500 GB on one disc
01 August 2011
Imagine a single disc that holds the equivalent of 20 Blu-ray or 100 standard-format DVDs.

That would be enough capacity to store all the data a person collects in a lifetime, twice over.
GE Global Research (GRC) has announced a major breakthrough in the development of next generation optical storage technology.
The micro holographic technology allows 500 gigabytes of storage in a standard DVD-size disc, making the archival possibilities – for everything from financial records to medical documents – virtually endless.
Traditionally, DVDs stored data on a thin metal layer applied to the disc’s plastic hull. Recent advances upped storage capacity by adding up to four metallic layers, each densely packed with data in a way that only a blue-laser optical reader could uncompress fast enough.

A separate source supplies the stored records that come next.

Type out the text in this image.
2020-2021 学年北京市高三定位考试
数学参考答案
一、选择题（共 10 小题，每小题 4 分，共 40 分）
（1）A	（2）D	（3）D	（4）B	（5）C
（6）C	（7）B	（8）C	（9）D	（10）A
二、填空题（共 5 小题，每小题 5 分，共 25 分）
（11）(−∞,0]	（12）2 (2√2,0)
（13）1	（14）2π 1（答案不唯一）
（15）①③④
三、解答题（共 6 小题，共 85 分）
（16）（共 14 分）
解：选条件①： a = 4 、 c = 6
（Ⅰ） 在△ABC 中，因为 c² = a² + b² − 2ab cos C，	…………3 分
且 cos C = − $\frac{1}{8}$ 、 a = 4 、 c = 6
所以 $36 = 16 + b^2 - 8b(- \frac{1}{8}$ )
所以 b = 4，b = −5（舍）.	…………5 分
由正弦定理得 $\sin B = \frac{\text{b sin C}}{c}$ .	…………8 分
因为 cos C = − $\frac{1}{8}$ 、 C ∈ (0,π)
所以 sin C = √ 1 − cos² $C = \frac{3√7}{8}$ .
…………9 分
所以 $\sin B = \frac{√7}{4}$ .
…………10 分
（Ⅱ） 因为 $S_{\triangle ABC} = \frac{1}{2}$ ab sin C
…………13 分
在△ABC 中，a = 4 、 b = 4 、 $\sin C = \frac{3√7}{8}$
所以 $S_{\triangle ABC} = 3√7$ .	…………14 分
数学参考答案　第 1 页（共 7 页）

GE’s micro-holographic disc will differ from forerunners in that it will embed data directly onto virtual layers within plastic, stacking 20 blue-laser readable layers one on top of the other to achieve a 500GB capacity.

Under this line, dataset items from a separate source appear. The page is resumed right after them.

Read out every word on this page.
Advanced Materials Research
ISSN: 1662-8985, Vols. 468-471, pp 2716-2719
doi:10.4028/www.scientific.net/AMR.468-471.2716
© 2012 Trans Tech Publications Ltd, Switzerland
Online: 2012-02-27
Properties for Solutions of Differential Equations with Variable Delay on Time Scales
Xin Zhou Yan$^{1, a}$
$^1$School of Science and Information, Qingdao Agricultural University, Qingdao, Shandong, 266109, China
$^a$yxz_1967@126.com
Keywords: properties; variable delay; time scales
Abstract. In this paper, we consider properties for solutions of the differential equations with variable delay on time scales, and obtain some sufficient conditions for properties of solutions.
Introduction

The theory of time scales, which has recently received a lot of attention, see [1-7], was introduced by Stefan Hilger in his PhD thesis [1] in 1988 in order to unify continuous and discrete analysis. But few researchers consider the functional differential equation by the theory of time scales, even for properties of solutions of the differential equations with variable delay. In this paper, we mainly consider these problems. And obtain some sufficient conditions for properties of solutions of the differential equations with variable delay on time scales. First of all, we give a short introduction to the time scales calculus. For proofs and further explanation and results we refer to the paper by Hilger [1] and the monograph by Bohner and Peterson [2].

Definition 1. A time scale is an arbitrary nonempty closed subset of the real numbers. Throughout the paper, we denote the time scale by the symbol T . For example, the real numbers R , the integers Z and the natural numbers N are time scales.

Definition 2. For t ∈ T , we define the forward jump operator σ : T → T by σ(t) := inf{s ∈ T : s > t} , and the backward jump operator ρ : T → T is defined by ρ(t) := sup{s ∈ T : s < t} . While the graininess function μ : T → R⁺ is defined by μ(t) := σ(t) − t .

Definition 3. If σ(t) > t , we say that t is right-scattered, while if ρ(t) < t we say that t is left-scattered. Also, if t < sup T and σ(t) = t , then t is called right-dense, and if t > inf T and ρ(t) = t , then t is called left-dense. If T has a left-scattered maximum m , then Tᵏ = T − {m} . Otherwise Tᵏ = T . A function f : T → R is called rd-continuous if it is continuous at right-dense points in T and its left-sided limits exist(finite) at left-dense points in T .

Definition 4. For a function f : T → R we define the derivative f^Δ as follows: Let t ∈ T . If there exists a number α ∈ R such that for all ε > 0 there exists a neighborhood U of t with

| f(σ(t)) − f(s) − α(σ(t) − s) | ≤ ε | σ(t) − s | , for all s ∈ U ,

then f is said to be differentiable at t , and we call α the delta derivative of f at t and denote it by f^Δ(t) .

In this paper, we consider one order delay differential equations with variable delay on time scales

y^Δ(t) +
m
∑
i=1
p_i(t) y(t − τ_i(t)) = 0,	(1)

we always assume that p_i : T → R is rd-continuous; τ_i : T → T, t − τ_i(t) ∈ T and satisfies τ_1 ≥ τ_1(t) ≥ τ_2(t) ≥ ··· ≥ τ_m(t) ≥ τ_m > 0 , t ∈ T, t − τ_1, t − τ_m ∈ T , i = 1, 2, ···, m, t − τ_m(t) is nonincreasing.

Ultimately, a team of researchers from the GRC’s Applied Optics and Functional Materials labs is working toward micro-holographic discs that can store 1000 GB, or 1 terabyte, of data. That’s enough capacity to store all the X-ray films of a large hospital on a single disc.

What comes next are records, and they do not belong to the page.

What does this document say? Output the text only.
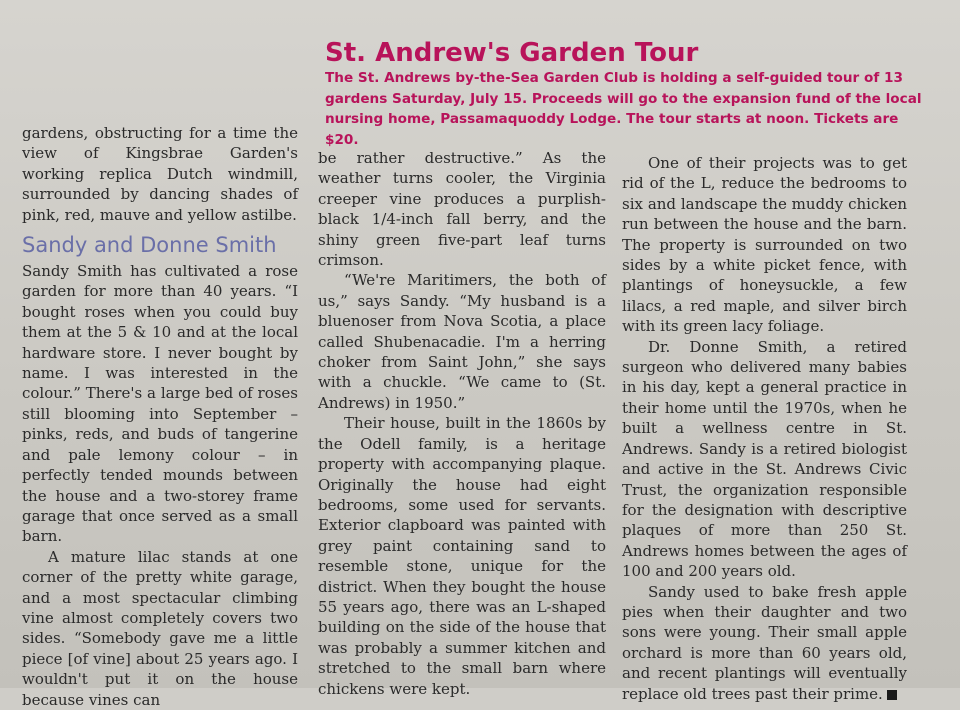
St. Andrew's Garden Tour

The St. Andrews by-the-Sea Garden Club is holding a self-guided tour of 13 gardens Saturday, July 15. Proceeds will go to the expansion fund of the local nursing home, Passamaquoddy Lodge. The tour starts at noon. Tickets are $20.

gardens, obstructing for a time the view of Kingsbrae Garden's working replica Dutch windmill, surrounded by dancing shades of pink, red, mauve and yellow astilbe.

Sandy and Donne Smith

Sandy Smith has cultivated a rose garden for more than 40 years. “I bought roses when you could buy them at the 5 & 10 and at the local hardware store. I never bought by name. I was interested in the colour.” There's a large bed of roses still blooming into September – pinks, reds, and buds of tangerine and pale lemony colour – in perfectly tended mounds between the house and a two-storey frame garage that once served as a small barn.

A mature lilac stands at one corner of the pretty white garage, and a most spectacular climbing vine almost completely covers two sides. “Somebody gave me a little piece [of vine] about 25 years ago. I wouldn't put it on the house because vines can

be rather destructive.” As the weather turns cooler, the Virginia creeper vine produces a purplish-black 1/4-inch fall berry, and the shiny green five-part leaf turns crimson.

“We're Maritimers, the both of us,” says Sandy. “My husband is a bluenoser from Nova Scotia, a place called Shubenacadie. I'm a herring choker from Saint John,” she says with a chuckle. “We came to (St. Andrews) in 1950.”

Their house, built in the 1860s by the Odell family, is a heritage property with accompanying plaque. Originally the house had eight bedrooms, some used for servants. Exterior clapboard was painted with grey paint containing sand to resemble stone, unique for the district. When they bought the house 55 years ago, there was an L-shaped building on the side of the house that was probably a summer kitchen and stretched to the small barn where chickens were kept.

One of their projects was to get rid of the L, reduce the bedrooms to six and landscape the muddy chicken run between the house and the barn. The property is surrounded on two sides by a white picket fence, with plantings of honeysuckle, a few lilacs, a red maple, and silver birch with its green lacy foliage.

Dr. Donne Smith, a retired surgeon who delivered many babies in his day, kept a general practice in their home until the 1970s, when he built a wellness centre in St. Andrews. Sandy is a retired biologist and active in the St. Andrews Civic Trust, the organization responsible for the designation with descriptive plaques of more than 250 St. Andrews homes between the ages of 100 and 200 years old.

Sandy used to bake fresh apple pies when their daughter and two sons were young. Their small apple orchard is more than 60 years old, and recent plantings will eventually replace old trees past their prime.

Interestingly, there’s no reason the micro-holographic layers must take the form of a disc. And GRC team members remain agnostic about what shape future storage products using the material might assume. Ultimately, the material could become a superior storage alternative to magnetic tape.
For now, GE will be letting potential licensees sample its proprietary holographic data-storage platform, which includes materials, discs, optical systems for manufacturing and optical drive technologies.